Posty

Cauldron

He'd step into every fairytale unafraid of any creature we could meet or met before the ending came I followed him tiptoing around stepmothers' cruelties, looking into the lakes and caves for the answers we craved Locked in the kitchen, washing clothes, knitting, singing foreign songs she was unavoidable,  holding in her hand an estuary of every river of all distant lands as well as the one flowing  near the house where the three of us dwelled I saw her once carrying a couldron from somewhere She dragged it home, then spent her days cooking food  we couldn't help eating    to the final crumb She'd look at us  with her starry eyes as we left empty plates on the table and walked away ever hungry for stories she  could never  tell

Fe

Ferrum Fregata Fragrance Fumes Fur Further Fear Fierceness Fire Firenza Fraction Floor Falcon Focus Foetus Fate Fatigue Fatal Fading Fare  Farewell Funeral Fermata Feet Freedom Fruit Female Flow Fortress Forte Fusion Family Fairytale Fabrics Factory Father Feather Figure Form Fish Fir tree

New Moon

One month apart from Earth, on your way to god-knows-where are you lost or fine?

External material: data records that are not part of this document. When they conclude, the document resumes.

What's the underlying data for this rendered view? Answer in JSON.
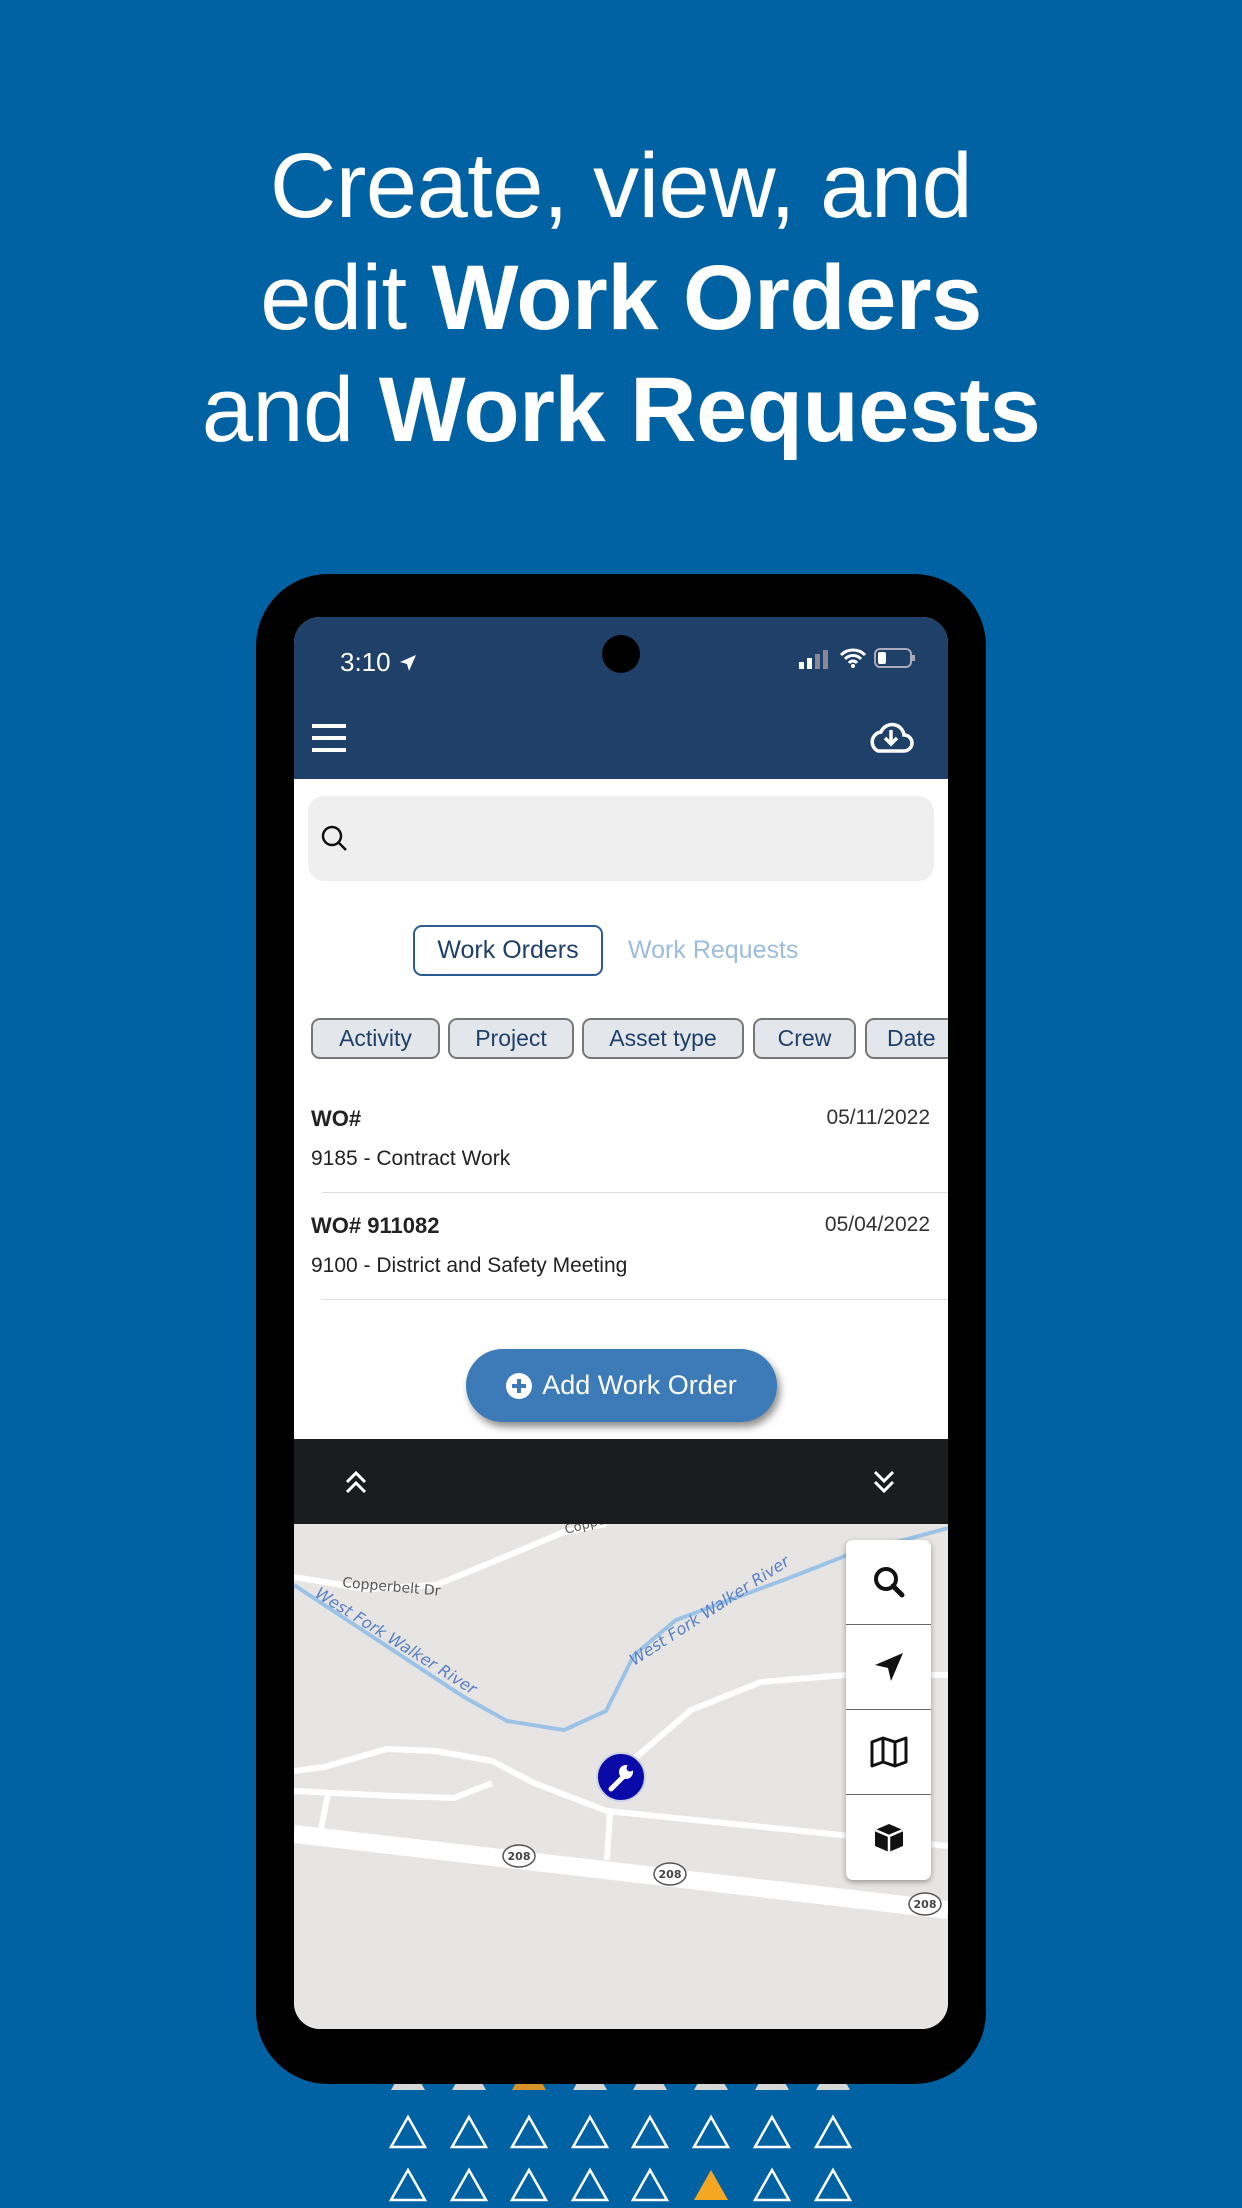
{
  "headline": {
    "line1": "Create, view, and",
    "line2_regular": "edit ",
    "line2_bold": "Work Orders",
    "line3_regular": "and ",
    "line3_bold": "Work Requests"
  },
  "status_bar": {
    "time": "3:10"
  },
  "header": {
    "menu_icon": "hamburger-icon",
    "sync_icon": "cloud-download-icon"
  },
  "search": {
    "placeholder": "",
    "value": ""
  },
  "tabs": [
    {
      "label": "Work Orders",
      "active": true
    },
    {
      "label": "Work Requests",
      "active": false
    }
  ],
  "filters": [
    "Activity",
    "Project",
    "Asset type",
    "Crew",
    "Date"
  ],
  "work_orders": [
    {
      "number": "WO#",
      "date": "05/11/2022",
      "activity": "9185 - Contract Work"
    },
    {
      "number": "WO# 911082",
      "date": "05/04/2022",
      "activity": "9100 - District and Safety Meeting"
    }
  ],
  "add_button": {
    "label": "Add Work Order"
  },
  "map": {
    "labels": {
      "road1": "Copperbelt Dr",
      "road2": "Copperb",
      "river_left": "West Fork Walker River",
      "river_right": "West Fork Walker River",
      "route": "208"
    },
    "controls": [
      "search-icon",
      "navigate-icon",
      "map-icon",
      "cube-icon"
    ]
  },
  "colors": {
    "background": "#0062a3",
    "header": "#1f4068",
    "accent": "#3d7ab8",
    "marker": "#0a0aa8",
    "triangle_highlight": "#f5a623"
  }
}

I'm still here, searching  for a trace of your voice,  for the sound of your sigh When I'm spent, and about to resign, out of the blue the new moon, a shy toy on the dark blue fir tree of the sky reminds me  of you and all the Christmases we bent over the food Mother prepared, and that you always, always wished  me well

Sensations

Towards the end of his days my father's skin felt silky  like a seal's hide  his white hair soft like honey  mixed with snow his hands - the universe of gentleness and love all around

Opening

Opening one's eyes one can see simplicity of things:  the grain, the bench, the bread, one's  father's head  bent over  the book of prayers disguised as  maths pages of bees flying around one's father's bed when there's no one in one's father's room

Raspberries

Under the lids of my eyes he is alive, picking red pieces of fruit from between green waves of leaves, his fingers cautious of the thorns. I know the shapes of his fingernails, the blazing sun at noon, the buzzing of the wings of holy insects, I can recite his movements, slow and regular, his ears, his face, his worries and his fears, the love that carries each of us the way he carries raspberries and brings them home

Conversation

As you're at the other side is it the doubt I recognise growing between the trees, between the shades of us? Or is it just the rhythm of my heart that says to me something I cannot comprehend as yet? The garden does, you say.